Anche se non per scelta, questo momento, come ogni altro cambiamento, comporta rinunce e vantaggi. Tra questi ultimi, tempo in abbondanza per tornare alla nostra collezione di dischi (solo per over 40, hifi nerds o hipsters) o a Youtube e Spotify (per tutti gli altri) per dedicarci all'ascolto e allo studio. Da quanto tempo non vi fermate per un'ora e ascoltate un disco per intero, dalla prima all'ultima traccia? Credo sia un'esperienza interessante da recuperare. Solo così si può cogliere in maniera più ampia e profonda il senso di un disco, soprattutto quando l'artista lo concepisce non come un semplice insieme di brani ma come un'entità organica con un preciso significato o tema.

La musica, come la società, è in continuo cambiamento ( evoluzione ? ) . La tecnologia è una vera benedizione in questo senso , dal momento che ci permette di essere testimoni di questo tempo e di seguire da vicino e in tempo reale le voci di questo cambiamento. Si può essere costantemente aggiornati e accedere facilmente al lavoro di giovani strumentisti straordinari che vivono dall'altra parte del mondo ed è facile contattarli personalmente.. Immanuel Wilkins, Mark Shim, Tivon Pennicott, Lucas Pino, Roman Filiu, Logan Richardson, Alex Lore... Paradossalmente in questo momento di crisi e di condivisione della stessa sfida , siamo tutti separati e vicinissimi nello stesso tempo.

Tuttavia per me - ed è in parte una questione sentimentale e adolescenziale - in questa fase di introspezione e studio, mi colpisce la grande forza del messaggio dei maestri del passato. L'emozione suscitata dalla musica con cui sono cresciuto e che mi ha dato tanti anni fa una speranza, è viva. Qui sotto vedete il mio personale e un po' caotico albero genealogico sassofonistico. Ho potuto ascoltare dal vivo molti di essi, conoscerne una buona parte e con alcuni ho avuto il privilegio di dividere alcuni momenti impagabili sul palco. Ho avuto fortuna!


Saxophone Family Tree. Al termine dell'articolo trovate la legenda* Nel frattempo vedete se riconoscete qualcuno!


Oggi però vorrei soffermarmi sui miei “magnifici sette”. Sono per me la massima espressione del sax tenore dopo la “rivoluzione” di Charlie Parker. Questi artisti non solo hanno contribuito enormemente all'evoluzione del linguaggio della musica afro-americana, ma la loro opera è rilevante per la musica del '900 in assoluto.

Attraverso i corsi e ricorsi delle mode, questi maestri rimangono la guida per ogni sassofonista e sono tuttora il riferimento imprescindibile per comprendere meglio lo strumento e il proprio ruolo di musicisti nella prospettiva e nella continuità della tradizione.

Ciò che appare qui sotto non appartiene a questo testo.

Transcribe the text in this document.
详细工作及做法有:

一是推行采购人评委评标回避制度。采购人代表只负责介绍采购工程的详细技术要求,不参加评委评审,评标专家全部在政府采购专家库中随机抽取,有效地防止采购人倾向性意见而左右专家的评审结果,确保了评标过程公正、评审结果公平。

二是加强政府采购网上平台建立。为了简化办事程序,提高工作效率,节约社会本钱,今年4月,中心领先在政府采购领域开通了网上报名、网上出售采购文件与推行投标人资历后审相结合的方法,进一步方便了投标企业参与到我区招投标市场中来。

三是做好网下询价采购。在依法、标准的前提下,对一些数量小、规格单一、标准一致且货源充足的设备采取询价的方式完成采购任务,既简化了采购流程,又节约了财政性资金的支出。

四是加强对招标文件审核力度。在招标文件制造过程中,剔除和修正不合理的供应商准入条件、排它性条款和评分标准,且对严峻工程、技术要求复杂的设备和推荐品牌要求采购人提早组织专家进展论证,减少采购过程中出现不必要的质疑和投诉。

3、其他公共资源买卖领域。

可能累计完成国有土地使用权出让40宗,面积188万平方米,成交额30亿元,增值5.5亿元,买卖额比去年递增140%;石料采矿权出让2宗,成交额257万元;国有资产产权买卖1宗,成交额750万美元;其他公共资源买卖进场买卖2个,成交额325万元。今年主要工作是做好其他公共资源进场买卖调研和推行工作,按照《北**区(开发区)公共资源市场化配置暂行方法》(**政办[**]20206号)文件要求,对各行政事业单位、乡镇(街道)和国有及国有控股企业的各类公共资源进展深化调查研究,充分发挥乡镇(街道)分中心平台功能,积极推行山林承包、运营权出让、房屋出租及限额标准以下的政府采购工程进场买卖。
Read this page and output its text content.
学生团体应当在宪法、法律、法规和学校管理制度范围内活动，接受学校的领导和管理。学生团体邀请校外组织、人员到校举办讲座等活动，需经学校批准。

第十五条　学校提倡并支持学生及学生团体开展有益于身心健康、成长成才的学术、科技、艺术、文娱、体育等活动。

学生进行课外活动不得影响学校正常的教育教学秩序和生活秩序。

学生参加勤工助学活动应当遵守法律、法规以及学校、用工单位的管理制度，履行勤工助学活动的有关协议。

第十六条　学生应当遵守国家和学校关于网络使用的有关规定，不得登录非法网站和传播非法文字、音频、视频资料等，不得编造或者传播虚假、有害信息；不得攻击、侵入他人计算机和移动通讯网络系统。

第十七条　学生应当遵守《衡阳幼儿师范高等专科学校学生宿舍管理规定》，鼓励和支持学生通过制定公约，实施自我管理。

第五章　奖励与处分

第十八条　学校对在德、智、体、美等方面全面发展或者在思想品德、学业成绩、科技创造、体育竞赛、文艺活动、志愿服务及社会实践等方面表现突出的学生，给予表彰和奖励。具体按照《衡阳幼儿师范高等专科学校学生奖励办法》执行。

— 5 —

La loro storia è nota a tutti . Mi limito a segnalare per ciascuno un'incisione per me particolarmente significativa e accenno brevemente ad alcuni aspetti tecnici legati al loro setup.



1.Sonny Stitt

“Fine And Dandy”


La sua grandezza è stata spesso offuscata dall'inopportuno confronto con la figura schiacciante di Bird. Stitt sta a Bird come Barry Harris sta a Bud Powell. Entrambi, di pochi anni più giovani dei loro predecessori, hanno contribuito a concepire e codificare il linguaggio del bebop non meno di Bird, Dizzy, Monk, Fats Navarro ,Max Roach, Roy Haynes etc. Se si conosce la musica di Parker e si studia attentamente quella di Stitt, se ne può apprezzare la differenza e dare così il giusto valore a questo altista/tenorista ( in alcune sedute con Bud e J.J. Johnson, anche baritonista ) geniale per l'architettura del suo fraseggio. Sebbene agli inizi della carriera abbia suonato su King super 20 e Berg Larsen, nel corso della sua vita Stitt ha usato principalmente Selmer SBA e Mark VI e imboccature Otto Link Tone Master, Florida o Slant Signature sia su tenore che alto ( occasionalmente Hard Rubber Meyer 7 ny ). in questo brano mi affascina la sua estrema sintesi e lucidità. Il solo della durata di un chorus è un capolavoro per densità di idee, ritmo, fraseggio, armonia e articolazione .


2.Dexter Gordon

“Love For Sale”


Dexter, erede del patrimonio di Lester e Bird , è tra i padri del bebop e ha a sua volta influenzato generazioni di tenoristi, a partire da John Coltrane. Il suo timbro virile, ampio e maestoso , il suo beat largo ed elastico, la qualità “vocale” potente e lirica delle sue linee rendono unico il suo stile. E' tra i grandi maestri delle ballad.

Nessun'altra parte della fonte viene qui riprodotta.